Ein Novum für den Heilberuf der Pflege, der dann, wie z. B. die Bundesärztekammer oder die Bundesapothekerkammer, geeignete Beteiligungsrechte bei berufsständischen und pflegerischen Fachfragen auf Bundesebene erhalten würde. „Die Bundepflegekammer, die ausschließlich die Belange der Pflegefachpersonen in Deutschland vertritt, wird nun auf Augenhöhe mit allen anderen Heilberufen arbeiten können.“, beurteilt Andrea Bergsträßer die Zusage des Bundesgesundheitsministers.

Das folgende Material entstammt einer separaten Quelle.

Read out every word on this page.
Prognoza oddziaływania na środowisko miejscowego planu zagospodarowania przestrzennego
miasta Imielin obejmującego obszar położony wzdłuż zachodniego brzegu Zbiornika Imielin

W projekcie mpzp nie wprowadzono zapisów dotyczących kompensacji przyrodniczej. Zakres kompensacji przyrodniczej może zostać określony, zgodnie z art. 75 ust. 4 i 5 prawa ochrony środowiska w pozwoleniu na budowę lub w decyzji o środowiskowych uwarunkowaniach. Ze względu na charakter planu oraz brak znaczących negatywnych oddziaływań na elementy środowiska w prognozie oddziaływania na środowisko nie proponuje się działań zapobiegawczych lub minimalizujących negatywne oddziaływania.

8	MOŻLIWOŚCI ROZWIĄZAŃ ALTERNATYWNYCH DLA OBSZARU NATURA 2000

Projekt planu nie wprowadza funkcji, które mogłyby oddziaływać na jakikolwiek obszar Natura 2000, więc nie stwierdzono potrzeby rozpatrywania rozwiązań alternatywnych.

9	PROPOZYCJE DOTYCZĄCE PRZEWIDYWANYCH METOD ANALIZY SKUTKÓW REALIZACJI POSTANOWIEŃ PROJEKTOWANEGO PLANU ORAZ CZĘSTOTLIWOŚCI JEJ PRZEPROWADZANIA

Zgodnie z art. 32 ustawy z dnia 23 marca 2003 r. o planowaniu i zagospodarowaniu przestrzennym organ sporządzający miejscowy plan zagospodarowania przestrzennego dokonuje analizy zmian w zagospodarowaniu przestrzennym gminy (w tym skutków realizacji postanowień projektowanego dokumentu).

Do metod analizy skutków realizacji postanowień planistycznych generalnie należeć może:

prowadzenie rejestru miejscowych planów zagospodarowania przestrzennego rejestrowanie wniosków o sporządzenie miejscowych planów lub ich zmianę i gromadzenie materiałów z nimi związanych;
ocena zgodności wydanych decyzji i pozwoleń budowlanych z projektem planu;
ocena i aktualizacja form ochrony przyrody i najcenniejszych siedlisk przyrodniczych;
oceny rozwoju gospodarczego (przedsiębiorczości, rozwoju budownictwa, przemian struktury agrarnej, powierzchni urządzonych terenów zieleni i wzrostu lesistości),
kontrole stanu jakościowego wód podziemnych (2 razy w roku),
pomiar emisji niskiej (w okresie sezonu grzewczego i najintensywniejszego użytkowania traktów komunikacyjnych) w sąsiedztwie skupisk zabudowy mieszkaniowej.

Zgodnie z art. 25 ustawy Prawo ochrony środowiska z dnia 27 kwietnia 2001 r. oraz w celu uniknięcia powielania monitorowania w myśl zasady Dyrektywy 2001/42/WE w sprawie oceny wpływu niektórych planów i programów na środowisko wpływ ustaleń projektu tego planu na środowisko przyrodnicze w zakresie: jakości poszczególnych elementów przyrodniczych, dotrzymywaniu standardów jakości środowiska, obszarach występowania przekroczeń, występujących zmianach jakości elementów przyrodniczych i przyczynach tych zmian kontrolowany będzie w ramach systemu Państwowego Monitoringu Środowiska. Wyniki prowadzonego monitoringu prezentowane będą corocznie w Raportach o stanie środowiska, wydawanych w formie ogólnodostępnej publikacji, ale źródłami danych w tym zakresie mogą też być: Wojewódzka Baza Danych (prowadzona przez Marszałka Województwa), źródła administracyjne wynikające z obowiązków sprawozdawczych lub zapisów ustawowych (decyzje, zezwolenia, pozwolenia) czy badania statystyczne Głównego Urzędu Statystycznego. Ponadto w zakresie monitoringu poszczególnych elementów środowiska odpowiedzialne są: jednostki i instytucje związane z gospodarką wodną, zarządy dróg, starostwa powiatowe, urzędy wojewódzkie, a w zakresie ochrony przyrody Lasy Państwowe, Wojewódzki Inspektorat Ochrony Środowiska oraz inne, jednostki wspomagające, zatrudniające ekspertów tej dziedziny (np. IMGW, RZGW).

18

In dem Gespräch betonte Lauterbach auch, dass diese Kompetenzerweiterung für alle examinierten Pflegefachpersonen greifen soll. Also auch ohne einen akademischen Abschluss, wird zukünftig möglich sein, mehr Verantwortung zu übernehmen. „Ein deutliches Zeichen des Bundesministers, die Pflege ganzheitlich zu sehen und die verschiedenen Settings gegenseitig aufzuwerten, statt gegeneinander arbeiten zu lassen. Auch wenn noch vieles offen ist, wie beispielsweise die zukünftige Vergütungsstruktur oder die Ressourcenverteilung, werden aus den genannten Eckpunkte fast schon Meilensteine für die Profession Pflege.“, resümiert Bergsträßer.

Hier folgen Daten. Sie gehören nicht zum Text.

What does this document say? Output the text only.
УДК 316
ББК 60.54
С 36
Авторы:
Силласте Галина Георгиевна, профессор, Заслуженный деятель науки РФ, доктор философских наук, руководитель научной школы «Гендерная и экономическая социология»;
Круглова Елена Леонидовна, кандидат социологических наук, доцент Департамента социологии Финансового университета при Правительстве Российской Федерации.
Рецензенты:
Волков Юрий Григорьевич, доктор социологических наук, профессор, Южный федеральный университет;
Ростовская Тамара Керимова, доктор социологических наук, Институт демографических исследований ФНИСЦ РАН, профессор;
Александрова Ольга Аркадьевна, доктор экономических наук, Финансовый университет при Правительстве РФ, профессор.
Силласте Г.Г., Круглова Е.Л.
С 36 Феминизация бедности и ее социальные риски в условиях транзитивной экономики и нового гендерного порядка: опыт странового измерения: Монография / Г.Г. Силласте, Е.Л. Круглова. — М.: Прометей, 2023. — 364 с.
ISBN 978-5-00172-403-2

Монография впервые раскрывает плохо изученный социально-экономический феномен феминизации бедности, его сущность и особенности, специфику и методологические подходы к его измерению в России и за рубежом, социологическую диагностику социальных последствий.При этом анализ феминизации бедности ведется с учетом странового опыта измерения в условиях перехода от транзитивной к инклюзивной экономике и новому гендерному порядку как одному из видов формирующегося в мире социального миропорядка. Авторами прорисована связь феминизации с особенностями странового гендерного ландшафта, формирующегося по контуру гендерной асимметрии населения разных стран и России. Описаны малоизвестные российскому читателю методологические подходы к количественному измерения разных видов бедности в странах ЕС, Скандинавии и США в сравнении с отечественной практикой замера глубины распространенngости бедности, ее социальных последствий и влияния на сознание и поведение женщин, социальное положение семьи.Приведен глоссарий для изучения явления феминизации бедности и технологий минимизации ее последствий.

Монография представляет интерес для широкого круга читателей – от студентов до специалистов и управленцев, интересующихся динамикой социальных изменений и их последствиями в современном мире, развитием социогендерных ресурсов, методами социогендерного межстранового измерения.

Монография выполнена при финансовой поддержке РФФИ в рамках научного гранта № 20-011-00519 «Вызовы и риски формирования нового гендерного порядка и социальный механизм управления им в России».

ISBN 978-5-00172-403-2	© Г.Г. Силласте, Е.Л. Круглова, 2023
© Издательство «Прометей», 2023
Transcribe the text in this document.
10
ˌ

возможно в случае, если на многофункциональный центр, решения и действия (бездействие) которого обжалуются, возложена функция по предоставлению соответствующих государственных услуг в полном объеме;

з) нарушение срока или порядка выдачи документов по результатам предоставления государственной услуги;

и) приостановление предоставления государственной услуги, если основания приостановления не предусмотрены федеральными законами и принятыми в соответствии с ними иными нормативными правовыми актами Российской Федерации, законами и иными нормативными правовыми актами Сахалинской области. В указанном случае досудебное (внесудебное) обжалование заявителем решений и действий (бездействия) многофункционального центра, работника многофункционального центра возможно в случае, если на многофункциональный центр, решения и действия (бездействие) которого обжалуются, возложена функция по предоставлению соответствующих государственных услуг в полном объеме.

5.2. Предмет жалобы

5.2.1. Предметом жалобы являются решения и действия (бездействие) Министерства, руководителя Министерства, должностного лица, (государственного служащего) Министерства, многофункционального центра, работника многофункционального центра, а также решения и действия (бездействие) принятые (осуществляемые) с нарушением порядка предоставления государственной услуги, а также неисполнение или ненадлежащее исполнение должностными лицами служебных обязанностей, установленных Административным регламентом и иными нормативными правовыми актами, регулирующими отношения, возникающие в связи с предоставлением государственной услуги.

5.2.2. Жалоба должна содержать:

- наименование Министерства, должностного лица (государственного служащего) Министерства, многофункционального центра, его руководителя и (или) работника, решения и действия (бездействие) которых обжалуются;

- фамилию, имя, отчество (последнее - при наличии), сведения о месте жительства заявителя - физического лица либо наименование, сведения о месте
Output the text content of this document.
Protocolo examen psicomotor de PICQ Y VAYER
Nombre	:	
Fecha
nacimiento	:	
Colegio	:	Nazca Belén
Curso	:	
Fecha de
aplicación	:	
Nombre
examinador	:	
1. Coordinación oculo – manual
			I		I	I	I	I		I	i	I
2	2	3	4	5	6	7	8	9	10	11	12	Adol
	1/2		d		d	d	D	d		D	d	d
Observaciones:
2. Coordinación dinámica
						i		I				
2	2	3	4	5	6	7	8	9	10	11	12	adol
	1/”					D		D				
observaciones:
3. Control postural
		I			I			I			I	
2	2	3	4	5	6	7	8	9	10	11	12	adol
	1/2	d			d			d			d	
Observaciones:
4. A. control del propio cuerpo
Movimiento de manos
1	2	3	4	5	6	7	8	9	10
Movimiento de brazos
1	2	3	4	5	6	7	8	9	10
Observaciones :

Die neue Gesetzesinitiative könnte es auch Pflegefachpersonen mit akademischem Abschluss auf Masterniveau ermöglichen, Gesundheitspraxen oder kleine Krankenhäuser zu leiten und bestimmte Hilfsmittel oder Medikamente eigenständig zu verschreiben. Weiter vorangetrieben werden soll ebenfalls das Berufsbild der Advanced Practice Nurse. Primärqualifizierte Pflegefachpersonen, die die entsprechenden Voraussetzungen erfüllen, ermöglicht dieses Berufsbild, sich in den nächsten Jahren auch verstärkt im Ausland auf entsprechendem Master-Niveau zu qualifizieren. Aber auch die Verankerung der Pflege in den Katastrophenschutz soll ab dem kommenden Jahr fest mit dem neuen Gesetz gewährleistet werden. Ein Vorschlag, der in Rheinland-Pfalz von der Landespflegekammer – gerade vor dem Hintergrund der Flutkatastrophe im Ahrtal – immer wieder vorgebracht wurde.

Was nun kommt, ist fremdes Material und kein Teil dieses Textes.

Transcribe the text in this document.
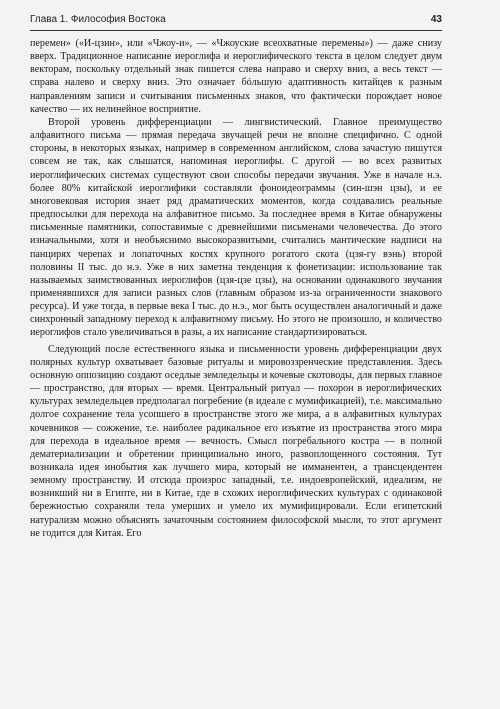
Глава 1. Философия Востока	43

перемен» («И-цзин», или «Чжоу-и», — «Чжоуские всеохватные перемены») — даже снизу вверх. Традиционное написание иероглифа и иероглифического текста в целом следует двум векторам, поскольку отдельный знак пишется слева направо и сверху вниз, а весь текст — справа налево и сверху вниз. Это означает бóльшую адаптивность китайцев к разным направлениям записи и считывания письменных знаков, что фактически порождает новое качество — их нелинейное восприятие.

Второй уровень дифференциации — лингвистический. Главное преимущество алфавитного письма — прямая передача звучащей речи не вполне специфично. С одной стороны, в некоторых языках, например в современном английском, слова зачастую пишутся совсем не так, как слышатся, напоминая иероглифы. С другой — во всех развитых иероглифических системах существуют свои способы передачи звучания. Уже в начале н.э. более 80% китайской иероглифики составляли фоноидеограммы (син-шэн цзы), и ее многовековая история знает ряд драматических моментов, когда создавались реальные предпосылки для перехода на алфавитное письмо. За последнее время в Китае обнаружены письменные памятники, сопоставимые с древнейшими письменами человечества. До этого изначальными, хотя и необъяснимо высокоразвитыми, считались мантические надписи на панцирях черепах и лопаточных костях крупного рогатого скота (цзя-гу вэнь) второй половины II тыс. до н.э. Уже в них заметна тенденция к фонетизации: использование так называемых заимствованных иероглифов (цзя-цзе цзы), на основании одинакового звучания применявшихся для записи разных слов (главным образом из-за ограниченности знакового ресурса). И уже тогда, в первые века I тыс. до н.э., мог быть осуществлен аналогичный и даже синхронный западному переход к алфавитному письму. Но этого не произошло, и количество иероглифов стало увеличиваться в разы, а их написание стандартизироваться.

Следующий после естественного языка и письменности уровень дифференциации двух полярных культур охватывает базовые ритуалы и мировоззренческие представления. Здесь основную оппозицию создают оседлые земледельцы и кочевые скотоводы, для первых главное — пространство, для вторых — время. Центральный ритуал — похорон в иероглифических культурах земледельцев предполагал погребение (в идеале с мумификацией), т.е. максимально долгое сохранение тела усопшего в пространстве этого же мира, а в алфавитных культурах кочевников — сожжение, т.е. наиболее радикальное его изъятие из пространства этого мира для перехода в идеальное время — вечность. Смысл погребального костра — в полной дематериализации и обретении принципиально иного, развоплощенного состояния. Тут возникала идея инобытия как лучшего мира, который не имманентен, а трансцендентен земному пространству. И отсюда произрос западный, т.е. индоевропейский, идеализм, не возникший ни в Египте, ни в Китае, где в схожих иероглифических культурах с одинаковой бережностью сохраняли тела умерших и умело их мумифицировали. Если египетский натурализм можно объяснять зачаточным состоянием философской мысли, то этот аргумент не годится для Китая. Его
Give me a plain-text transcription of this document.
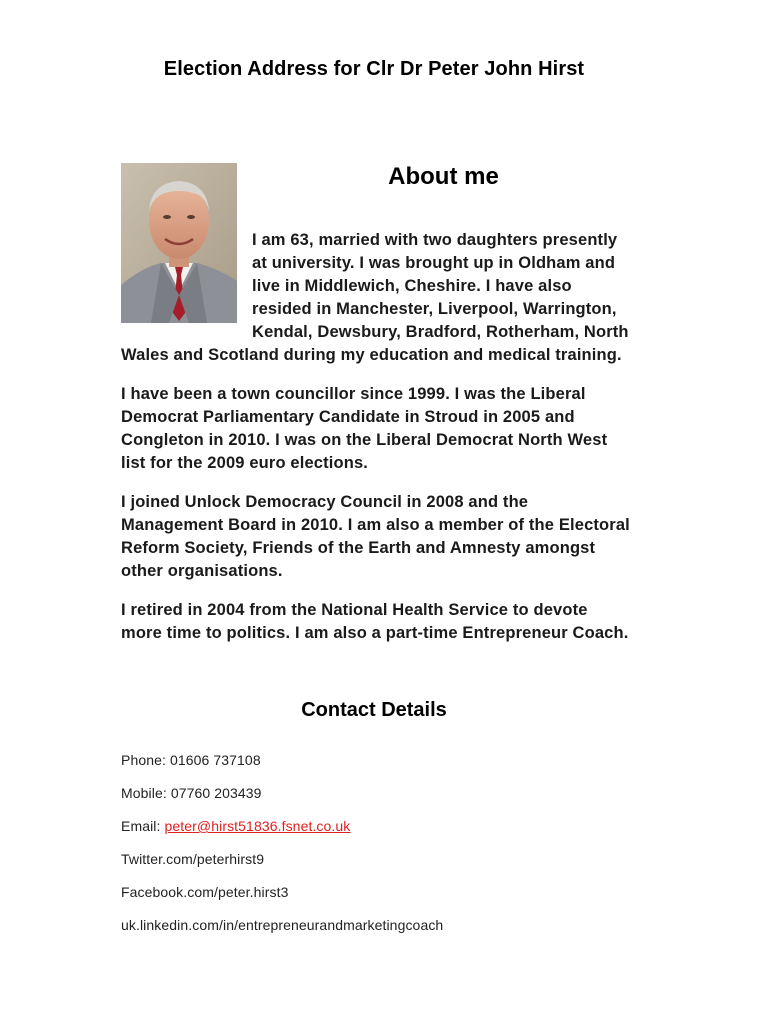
Election Address for Clr Dr Peter John Hirst
About me

I am 63, married with two daughters presently at university. I was brought up in Oldham and live in Middlewich, Cheshire. I have also resided in Manchester, Liverpool, Warrington, Kendal, Dewsbury, Bradford, Rotherham, North Wales and Scotland during my education and medical training.

I have been a town councillor since 1999. I was the Liberal Democrat Parliamentary Candidate in Stroud in 2005 and Congleton in 2010. I was on the Liberal Democrat North West list for the 2009 euro elections.

I joined Unlock Democracy Council in 2008 and the Management Board in 2010. I am also a member of the Electoral Reform Society, Friends of the Earth and Amnesty amongst other organisations.

I retired in 2004 from the National Health Service to devote more time to politics. I am also a part-time Entrepreneur Coach.

Contact Details
Phone: 01606 737108
Mobile: 07760 203439
Email: peter@hirst51836.fsnet.co.uk
Twitter.com/peterhirst9
Facebook.com/peter.hirst3
uk.linkedin.com/in/entrepreneurandmarketingcoach
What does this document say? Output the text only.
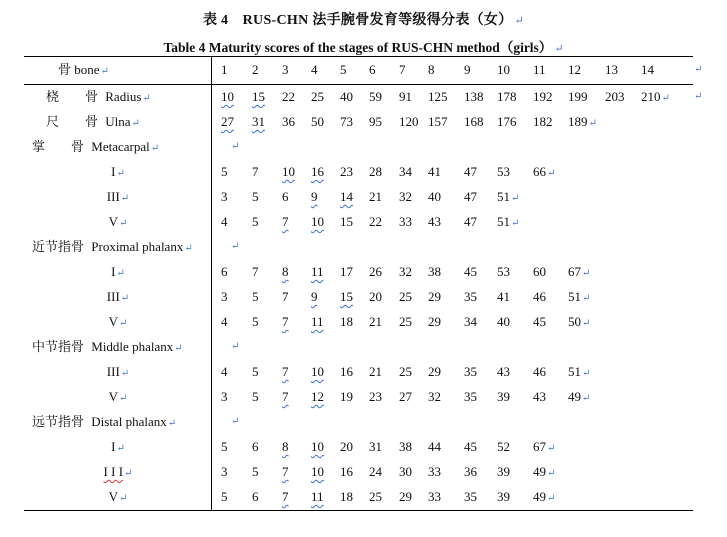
表 4　RUS-CHN 法手腕骨发育等级得分表（女） ↵
Table 4 Maturity scores of the stages of RUS-CHN method（girls） ↵
骨 bone↵	1 2 3 4 5 6 7 8 9 10 11 12 13 14	↵
桡　　骨 Radius↵	10 15 22 25 40 59 91 125 138 178 192 199 203 210↵ ↵
尺　　骨 Ulna↵	27 31 36 50 73 95 120 157 168 176 182 189↵
掌　　骨 Metacarpal↵	↵
I↵	5 7 10 16 23 28 34 41 47 53 66↵
III↵	3 5 6 9 14 21 32 40 47 51↵
V↵	4 5 7 10 15 22 33 43 47 51↵
近节指骨 Proximal phalanx↵	↵
I↵	6 7 8 11 17 26 32 38 45 53 60 67↵
III↵	3 5 7 9 15 20 25 29 35 41 46 51↵
V↵	4 5 7 11 18 21 25 29 34 40 45 50↵
中节指骨 Middle phalanx↵	↵
III↵	4 5 7 10 16 21 25 29 35 43 46 51↵
V↵	3 5 7 12 19 23 27 32 35 39 43 49↵
远节指骨 Distal phalanx↵	↵
I↵	5 6 8 10 20 31 38 44 45 52 67↵
I I I↵	3 5 7 10 16 24 30 33 36 39 49↵
V↵	5 6 7 11 18 25 29 33 35 39 49↵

„Der Minister hat zur Mitte der Legislaturperiode eine umfassende Kompetenzerweiterung für alle Pflegefachpersonen vorgelegt. Eine Entwicklung die lange gedauert hat, aber hoffentlich schnell Früchte trägt, denn lange ist in der Pflege nicht viel passiert. Auch wenn auf den ersten Blick viele Maßnahmen sehr eng gefasst sind und ich mir persönlich einen offeneren Blick auf die Kompetenzerweiterungen gewünscht hätte, scheint nun endlich der Fokus von Karl Lauterbach auf der Pflege zu liegen.“, bewertet Andrea Bergsträßer abschließend die Gesetzesinitiative.